Mini-Imu in settanta Comuni Un salasso da otto milioni

Mini-Imu in settanta Comuni
Un salasso da otto milioni

Mini-Imu, la provincia di Varese rischia una stangata extra fino ad otto milioni di euro. Sindaci furibondi: «Dobbiamo ribellarci».

Da Viggiù Sandy Cane provoca: «Il Governo gioca sporco, se ci mettessimo sullo stesso piano dovremmo spegnere il riscaldamento delle scuole e buttare fuori i carabinieri dalle caserme?».
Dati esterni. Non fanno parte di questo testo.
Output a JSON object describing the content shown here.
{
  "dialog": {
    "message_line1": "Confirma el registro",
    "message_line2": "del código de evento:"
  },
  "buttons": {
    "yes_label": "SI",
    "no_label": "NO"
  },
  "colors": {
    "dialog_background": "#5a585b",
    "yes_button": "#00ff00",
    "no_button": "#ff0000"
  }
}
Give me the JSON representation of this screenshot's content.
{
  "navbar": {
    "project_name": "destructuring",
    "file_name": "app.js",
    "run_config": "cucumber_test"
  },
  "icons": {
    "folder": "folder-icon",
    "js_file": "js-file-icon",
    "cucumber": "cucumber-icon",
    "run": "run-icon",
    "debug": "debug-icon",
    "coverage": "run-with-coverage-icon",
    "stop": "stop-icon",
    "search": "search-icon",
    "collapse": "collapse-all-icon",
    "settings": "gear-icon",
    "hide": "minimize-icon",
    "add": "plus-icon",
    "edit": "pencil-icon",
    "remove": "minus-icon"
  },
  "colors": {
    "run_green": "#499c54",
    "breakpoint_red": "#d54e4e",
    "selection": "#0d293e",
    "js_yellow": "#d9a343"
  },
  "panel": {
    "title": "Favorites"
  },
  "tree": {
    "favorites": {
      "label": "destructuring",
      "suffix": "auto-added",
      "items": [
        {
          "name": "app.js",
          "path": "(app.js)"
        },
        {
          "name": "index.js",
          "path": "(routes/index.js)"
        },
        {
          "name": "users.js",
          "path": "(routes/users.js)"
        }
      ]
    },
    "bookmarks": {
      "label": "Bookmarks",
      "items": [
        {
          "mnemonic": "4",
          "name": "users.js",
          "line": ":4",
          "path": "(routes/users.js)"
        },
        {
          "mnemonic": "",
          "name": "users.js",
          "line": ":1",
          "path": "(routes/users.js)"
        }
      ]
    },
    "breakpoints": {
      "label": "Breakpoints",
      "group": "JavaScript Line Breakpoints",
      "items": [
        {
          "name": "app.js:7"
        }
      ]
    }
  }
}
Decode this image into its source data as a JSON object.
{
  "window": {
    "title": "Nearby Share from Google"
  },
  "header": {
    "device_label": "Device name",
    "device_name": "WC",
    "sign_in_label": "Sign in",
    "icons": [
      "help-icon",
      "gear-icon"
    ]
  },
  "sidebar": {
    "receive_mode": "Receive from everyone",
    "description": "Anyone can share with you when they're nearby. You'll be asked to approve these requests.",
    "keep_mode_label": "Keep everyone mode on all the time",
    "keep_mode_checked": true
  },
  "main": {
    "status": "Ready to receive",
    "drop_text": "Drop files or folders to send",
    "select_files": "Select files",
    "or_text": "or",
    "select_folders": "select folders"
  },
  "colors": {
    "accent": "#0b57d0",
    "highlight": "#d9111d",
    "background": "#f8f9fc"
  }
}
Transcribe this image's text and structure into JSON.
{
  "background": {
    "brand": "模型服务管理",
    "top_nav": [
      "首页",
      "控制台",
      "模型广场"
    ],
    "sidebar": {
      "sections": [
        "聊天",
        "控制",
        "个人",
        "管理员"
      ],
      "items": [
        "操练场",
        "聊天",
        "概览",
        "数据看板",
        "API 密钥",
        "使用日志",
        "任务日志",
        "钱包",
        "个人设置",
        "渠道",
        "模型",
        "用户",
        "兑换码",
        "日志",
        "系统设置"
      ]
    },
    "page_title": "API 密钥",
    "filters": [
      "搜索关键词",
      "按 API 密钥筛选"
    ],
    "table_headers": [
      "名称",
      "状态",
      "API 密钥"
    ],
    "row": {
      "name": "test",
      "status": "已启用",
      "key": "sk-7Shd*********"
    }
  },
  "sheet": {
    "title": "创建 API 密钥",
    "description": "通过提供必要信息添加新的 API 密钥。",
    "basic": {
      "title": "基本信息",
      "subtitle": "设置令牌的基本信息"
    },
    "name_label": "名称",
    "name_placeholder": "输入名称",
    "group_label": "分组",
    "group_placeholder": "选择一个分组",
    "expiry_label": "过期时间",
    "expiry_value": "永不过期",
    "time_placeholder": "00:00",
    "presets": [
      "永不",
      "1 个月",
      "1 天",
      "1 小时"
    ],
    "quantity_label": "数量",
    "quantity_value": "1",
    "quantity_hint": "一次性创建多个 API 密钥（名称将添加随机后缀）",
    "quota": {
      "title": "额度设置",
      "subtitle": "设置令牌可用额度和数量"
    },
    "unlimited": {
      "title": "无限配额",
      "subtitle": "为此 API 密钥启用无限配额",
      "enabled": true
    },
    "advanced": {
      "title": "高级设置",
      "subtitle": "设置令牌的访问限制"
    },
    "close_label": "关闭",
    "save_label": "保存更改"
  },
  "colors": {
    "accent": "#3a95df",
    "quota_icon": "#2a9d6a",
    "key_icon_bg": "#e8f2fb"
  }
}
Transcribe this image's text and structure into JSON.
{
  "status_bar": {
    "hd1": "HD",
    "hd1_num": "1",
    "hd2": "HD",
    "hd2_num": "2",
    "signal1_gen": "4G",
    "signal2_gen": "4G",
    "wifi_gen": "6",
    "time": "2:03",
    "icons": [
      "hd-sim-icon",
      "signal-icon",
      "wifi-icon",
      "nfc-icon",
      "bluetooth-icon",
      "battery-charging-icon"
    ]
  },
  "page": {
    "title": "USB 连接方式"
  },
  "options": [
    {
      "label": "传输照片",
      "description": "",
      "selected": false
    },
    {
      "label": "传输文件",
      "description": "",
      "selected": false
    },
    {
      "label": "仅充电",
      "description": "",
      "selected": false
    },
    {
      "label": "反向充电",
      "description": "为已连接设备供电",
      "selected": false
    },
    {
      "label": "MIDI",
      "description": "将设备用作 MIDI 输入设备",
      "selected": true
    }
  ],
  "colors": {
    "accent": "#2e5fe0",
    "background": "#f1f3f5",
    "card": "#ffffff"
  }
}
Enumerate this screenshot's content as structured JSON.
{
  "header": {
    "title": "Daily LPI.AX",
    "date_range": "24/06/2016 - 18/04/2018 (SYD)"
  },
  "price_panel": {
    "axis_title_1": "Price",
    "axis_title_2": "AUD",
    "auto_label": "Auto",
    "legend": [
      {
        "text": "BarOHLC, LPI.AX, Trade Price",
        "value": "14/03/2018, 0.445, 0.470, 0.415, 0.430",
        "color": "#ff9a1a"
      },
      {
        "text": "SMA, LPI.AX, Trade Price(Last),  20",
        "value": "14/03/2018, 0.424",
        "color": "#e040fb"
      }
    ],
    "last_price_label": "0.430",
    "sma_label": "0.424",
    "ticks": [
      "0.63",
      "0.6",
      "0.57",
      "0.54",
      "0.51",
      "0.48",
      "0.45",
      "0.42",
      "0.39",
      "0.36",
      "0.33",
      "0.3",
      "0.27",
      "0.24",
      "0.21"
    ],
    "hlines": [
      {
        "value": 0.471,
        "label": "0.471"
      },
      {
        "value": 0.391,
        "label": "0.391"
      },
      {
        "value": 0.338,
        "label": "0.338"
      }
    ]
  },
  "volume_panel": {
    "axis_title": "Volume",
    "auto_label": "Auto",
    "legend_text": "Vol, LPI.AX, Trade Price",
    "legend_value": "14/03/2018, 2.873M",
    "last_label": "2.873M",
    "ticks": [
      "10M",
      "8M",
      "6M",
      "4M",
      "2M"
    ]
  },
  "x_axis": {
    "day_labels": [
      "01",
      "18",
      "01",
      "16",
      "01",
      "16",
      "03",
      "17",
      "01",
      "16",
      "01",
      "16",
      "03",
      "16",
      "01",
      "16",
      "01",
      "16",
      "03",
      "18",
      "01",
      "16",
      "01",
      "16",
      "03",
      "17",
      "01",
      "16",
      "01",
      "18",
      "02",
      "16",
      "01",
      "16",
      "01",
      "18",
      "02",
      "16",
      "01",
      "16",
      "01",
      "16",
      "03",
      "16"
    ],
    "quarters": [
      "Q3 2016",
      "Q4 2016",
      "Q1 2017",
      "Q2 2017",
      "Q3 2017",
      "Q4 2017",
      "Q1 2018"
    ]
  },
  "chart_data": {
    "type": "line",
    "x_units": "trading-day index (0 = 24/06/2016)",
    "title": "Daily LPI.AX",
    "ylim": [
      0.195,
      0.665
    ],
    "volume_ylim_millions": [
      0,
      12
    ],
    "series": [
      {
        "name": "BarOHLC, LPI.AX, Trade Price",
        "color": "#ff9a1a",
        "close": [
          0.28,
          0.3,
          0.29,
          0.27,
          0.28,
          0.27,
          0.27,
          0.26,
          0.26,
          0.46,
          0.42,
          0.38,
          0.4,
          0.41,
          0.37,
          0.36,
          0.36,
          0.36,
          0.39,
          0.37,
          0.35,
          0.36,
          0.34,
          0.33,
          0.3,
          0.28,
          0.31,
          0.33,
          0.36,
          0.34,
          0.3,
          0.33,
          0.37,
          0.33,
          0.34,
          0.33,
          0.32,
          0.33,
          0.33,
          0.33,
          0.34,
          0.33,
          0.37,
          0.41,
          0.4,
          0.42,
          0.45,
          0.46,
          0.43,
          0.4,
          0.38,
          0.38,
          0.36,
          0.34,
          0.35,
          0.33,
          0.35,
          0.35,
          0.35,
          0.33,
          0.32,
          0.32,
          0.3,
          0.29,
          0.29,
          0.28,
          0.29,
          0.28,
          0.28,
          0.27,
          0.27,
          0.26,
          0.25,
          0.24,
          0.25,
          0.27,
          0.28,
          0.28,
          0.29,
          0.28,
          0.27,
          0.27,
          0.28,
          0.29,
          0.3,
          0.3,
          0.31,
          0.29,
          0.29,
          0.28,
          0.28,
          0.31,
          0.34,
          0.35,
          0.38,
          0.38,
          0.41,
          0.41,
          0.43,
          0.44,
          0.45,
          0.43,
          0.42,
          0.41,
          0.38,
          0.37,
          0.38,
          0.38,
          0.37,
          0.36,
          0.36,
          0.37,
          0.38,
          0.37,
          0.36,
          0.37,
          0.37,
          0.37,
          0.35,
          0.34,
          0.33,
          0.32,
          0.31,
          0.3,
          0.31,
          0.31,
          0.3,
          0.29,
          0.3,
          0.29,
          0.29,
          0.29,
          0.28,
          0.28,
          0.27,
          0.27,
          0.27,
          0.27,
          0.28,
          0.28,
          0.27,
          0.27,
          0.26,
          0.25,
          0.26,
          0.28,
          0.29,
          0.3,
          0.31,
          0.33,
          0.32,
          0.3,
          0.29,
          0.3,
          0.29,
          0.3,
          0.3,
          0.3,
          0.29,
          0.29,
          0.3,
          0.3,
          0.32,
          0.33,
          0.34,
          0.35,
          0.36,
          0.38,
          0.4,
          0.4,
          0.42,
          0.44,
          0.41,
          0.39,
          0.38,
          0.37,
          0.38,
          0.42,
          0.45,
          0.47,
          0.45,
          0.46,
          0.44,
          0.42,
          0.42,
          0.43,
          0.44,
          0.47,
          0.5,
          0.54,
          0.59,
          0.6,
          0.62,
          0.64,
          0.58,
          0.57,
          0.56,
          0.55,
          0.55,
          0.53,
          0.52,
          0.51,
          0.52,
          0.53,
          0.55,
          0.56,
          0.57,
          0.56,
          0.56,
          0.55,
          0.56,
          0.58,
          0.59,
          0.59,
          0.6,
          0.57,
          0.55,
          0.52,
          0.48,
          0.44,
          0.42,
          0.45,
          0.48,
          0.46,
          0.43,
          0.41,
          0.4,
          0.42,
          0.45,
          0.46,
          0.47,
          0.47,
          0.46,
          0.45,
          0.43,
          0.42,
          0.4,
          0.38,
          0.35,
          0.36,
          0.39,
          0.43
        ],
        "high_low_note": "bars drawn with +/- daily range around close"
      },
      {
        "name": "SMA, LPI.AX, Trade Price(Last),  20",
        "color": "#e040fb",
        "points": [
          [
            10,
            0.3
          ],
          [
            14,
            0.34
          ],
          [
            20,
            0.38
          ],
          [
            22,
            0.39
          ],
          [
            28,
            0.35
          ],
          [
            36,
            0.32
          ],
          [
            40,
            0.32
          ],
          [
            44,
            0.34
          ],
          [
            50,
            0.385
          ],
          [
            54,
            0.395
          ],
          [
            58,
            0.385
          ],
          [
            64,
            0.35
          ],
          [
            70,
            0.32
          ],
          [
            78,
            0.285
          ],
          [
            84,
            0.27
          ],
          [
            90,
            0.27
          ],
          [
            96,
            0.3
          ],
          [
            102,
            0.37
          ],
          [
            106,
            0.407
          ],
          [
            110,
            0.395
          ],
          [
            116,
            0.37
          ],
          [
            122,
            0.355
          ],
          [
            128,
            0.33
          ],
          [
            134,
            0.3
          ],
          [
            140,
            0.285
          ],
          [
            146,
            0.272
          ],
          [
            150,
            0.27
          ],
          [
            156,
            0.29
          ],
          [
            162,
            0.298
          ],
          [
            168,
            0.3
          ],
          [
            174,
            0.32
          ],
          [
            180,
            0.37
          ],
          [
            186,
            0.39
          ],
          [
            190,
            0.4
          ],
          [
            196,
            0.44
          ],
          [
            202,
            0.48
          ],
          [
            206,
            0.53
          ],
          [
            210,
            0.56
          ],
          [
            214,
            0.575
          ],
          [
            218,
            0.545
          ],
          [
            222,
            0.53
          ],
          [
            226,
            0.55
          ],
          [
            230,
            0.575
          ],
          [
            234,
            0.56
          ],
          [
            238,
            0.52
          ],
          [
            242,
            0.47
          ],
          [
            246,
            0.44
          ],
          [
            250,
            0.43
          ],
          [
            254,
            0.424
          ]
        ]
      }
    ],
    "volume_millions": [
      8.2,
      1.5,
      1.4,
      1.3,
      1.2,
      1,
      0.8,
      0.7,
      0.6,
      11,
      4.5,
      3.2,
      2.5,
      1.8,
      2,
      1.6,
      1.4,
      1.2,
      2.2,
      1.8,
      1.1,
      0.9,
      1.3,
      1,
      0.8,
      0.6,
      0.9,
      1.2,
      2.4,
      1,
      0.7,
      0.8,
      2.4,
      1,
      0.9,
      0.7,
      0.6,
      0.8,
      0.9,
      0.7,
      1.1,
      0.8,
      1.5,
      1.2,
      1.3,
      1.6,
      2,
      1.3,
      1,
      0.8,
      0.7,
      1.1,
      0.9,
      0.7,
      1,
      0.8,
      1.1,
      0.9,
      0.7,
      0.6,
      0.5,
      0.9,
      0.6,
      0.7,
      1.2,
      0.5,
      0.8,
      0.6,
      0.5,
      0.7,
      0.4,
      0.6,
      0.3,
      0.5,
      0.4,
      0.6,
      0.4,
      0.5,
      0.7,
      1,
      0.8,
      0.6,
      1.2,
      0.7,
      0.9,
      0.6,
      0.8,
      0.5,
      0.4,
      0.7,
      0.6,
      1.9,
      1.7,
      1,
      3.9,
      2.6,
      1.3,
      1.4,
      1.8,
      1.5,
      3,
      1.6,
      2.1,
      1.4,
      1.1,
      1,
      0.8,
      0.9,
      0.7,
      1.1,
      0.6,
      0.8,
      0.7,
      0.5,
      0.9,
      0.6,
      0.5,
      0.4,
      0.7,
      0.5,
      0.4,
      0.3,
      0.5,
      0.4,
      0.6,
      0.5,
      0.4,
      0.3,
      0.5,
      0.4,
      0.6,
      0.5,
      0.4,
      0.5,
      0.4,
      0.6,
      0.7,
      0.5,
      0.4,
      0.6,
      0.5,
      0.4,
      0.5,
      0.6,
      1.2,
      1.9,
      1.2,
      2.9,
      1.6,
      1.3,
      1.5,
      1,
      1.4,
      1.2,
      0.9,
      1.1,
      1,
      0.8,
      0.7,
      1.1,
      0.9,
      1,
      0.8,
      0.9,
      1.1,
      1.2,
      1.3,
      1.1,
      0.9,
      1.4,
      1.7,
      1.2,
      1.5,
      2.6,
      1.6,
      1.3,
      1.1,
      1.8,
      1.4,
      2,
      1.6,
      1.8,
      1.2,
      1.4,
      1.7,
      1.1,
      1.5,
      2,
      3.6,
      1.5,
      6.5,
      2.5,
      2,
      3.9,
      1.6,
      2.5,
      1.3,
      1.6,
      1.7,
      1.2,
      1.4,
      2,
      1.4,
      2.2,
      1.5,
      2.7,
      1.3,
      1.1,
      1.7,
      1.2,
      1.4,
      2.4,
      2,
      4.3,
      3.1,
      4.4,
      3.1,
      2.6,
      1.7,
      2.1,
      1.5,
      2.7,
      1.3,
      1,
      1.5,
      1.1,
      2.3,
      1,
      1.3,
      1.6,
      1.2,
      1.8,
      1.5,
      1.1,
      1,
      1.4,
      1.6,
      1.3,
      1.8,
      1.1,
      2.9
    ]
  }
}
Il decreto sulla copertura della seconda rata dell’Imu non è ancora ufficiale ma è già «un pasticcio gigantesco», come sintetizza il sindaco di Malnate.

Sarebbero 68 in provincia di Varese (dati del ministero delle finanze) i Comuni che hanno un’aliquota Imu superiore allo standard (0,4%), in cui i cittadini rischiano di doversi accollare una quota del 40% della differenza rispetto alla quota compensata dal governo.

Una partita da circa otto milioni: a tanto ammonta il 40% dei 20 milioni di euro di maggiori introiti rispetto allo standard certificati nel 2012 dal Mef nel Varesotto. Se verrà confermata la bozza del decreto, a gennaio 2014 rischiano di dover pagare circa 150mila contribuenti, per una cifra media attorno ai 50 euro.

«I cittadini pagherebbero un quinto rispetto allo scorso anno» fa notare sconfortato l’assessore al bilancio di Gallarate , che su 2,8 milioni di extragettito per l’Imu prima casa allo 0,6% si vedrebbe coperti dallo Stato solo 1,6 milioni. «Roba da piangere», pensando che nel bilancio appena approvato Gallarate era riuscita ad introdurre 2,2 milioni di euro di tagli sull’Imu seconda casa.

Ma il condizionale è sempre d’obbligo, perché l’incertezza resta massima, in attesa della pubblicazione in gazzetta ufficiale del decreto, ma anche della sua conversione in parlamento, visto che ieri sono partiti gli appelli al parlamento per impegnarsi a coprire la seconda rata ai comuni senza obbligarli ad imporre la “mini-Imu”. «Siamo tutti sbigottiti, in attesa della versione definitiva del provvedimento – ammette Samuele Astuti, che a Malnate ha l’aliquota allo 0,56% già dal 2012 – Quel che è certo è che non si cambiano le regole a 24 ore dalla scadenza del termine di approvazione dei bilanci. È inaccettabile perché a rimetterci sono i cittadini e i Comuni, ormai mortificati».